Em camundongos, genes que condicionam mutações
no desenvolvimento são comumente introduzidos em um
embrião selvagem na fase de blastocisto para que façam
parte de células-tronco embrionárias. Essas células são
obtidas por meio de culturas permanentes derivadas de
embriões mutantes (muitos deles, letais embrionários)
e, quando introduzidas em um embrião selvagem inicial,
vão contribuir para formar tanto os seus tecidos somáticos, como a sua linhagem germinativa. As células-tronco
embrionárias em cultura, por sua vez, podem ser geneticamente manipuladas, de forma a se induzir mutações
nos genes de desenvolvimento sob escrutínio, introduzir
doses a mais ou a menos desses genes, bem como produzir mutações que façam com que a sequência original do
gene perca completamente a sua função.

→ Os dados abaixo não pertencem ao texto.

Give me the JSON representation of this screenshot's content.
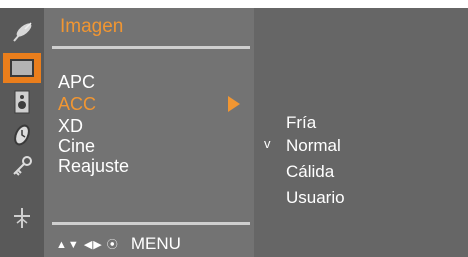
{
  "menu": {
    "title": "Imagen",
    "items": [
      {
        "label": "APC"
      },
      {
        "label": "ACC"
      },
      {
        "label": "XD"
      },
      {
        "label": "Cine"
      },
      {
        "label": "Reajuste"
      }
    ],
    "active_item": "ACC"
  },
  "submenu": {
    "options": [
      {
        "label": "Fría"
      },
      {
        "label": "Normal"
      },
      {
        "label": "Cálida"
      },
      {
        "label": "Usuario"
      }
    ],
    "selected_mark": "v",
    "selected_option": "Normal"
  },
  "footer": {
    "nav_glyphs": "▲▼ ◀▶ ⦿",
    "menu_label": "MENU"
  },
  "icons": [
    "satellite-dish-icon",
    "picture-icon",
    "speaker-icon",
    "clock-icon",
    "key-icon",
    "plus-icon"
  ],
  "colors": {
    "accent": "#f19632",
    "selected_icon_bg": "#ea7e1c",
    "panel": "#737373",
    "background": "#666666"
  }
}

Assim, a expressão de um ou mais transgene no embrião transformado
(uma quimera) dependerá de quantas células transformadas serão inseridas corretamente no embrião hospedeiro, promovendo variações de natureza quantitativa na
atividade desse gene (Figura 1.5).
Outra maneira de originar camundongos transgênicos consiste em injetar um fragmento de DNA contendo
o gene cuja função se deseja conhecer diretamente no
núcleo do ovo recém-fertilizado. A vantagem de se trabalhar com células-tronco embrionárias, além da sua maior
viabilidade, é a possibilidade de se selecionar, na cultura,
aquelas células que foram previamente transformadas,
aumentar seu número e então introduzi-las no estágio de
blastocisto do embrião selvagem.
Moscas transgênicas do gênero Drosophila também têm contribuído de forma marcante para o progresso da biologia do desenvolvimento, pois são originadas por meio da inserção de uma sequência de DNA
conhecida diretamente nos cromossomos do embrião
hospedeiro, utilizando-se de um vetor (no caso, uma sequência genética móvel) ou transpóson. Essas sequências, aparentadas com os vírus, ocorrem naturalmente
no genoma de certas linhagens e têm a capacidade de
mudar de lugar ao longo dos cromossomos. Se introduzidas no genoma de linhagens que não as portam,
elas serão inseridas ao acaso no genoma hospedeiro.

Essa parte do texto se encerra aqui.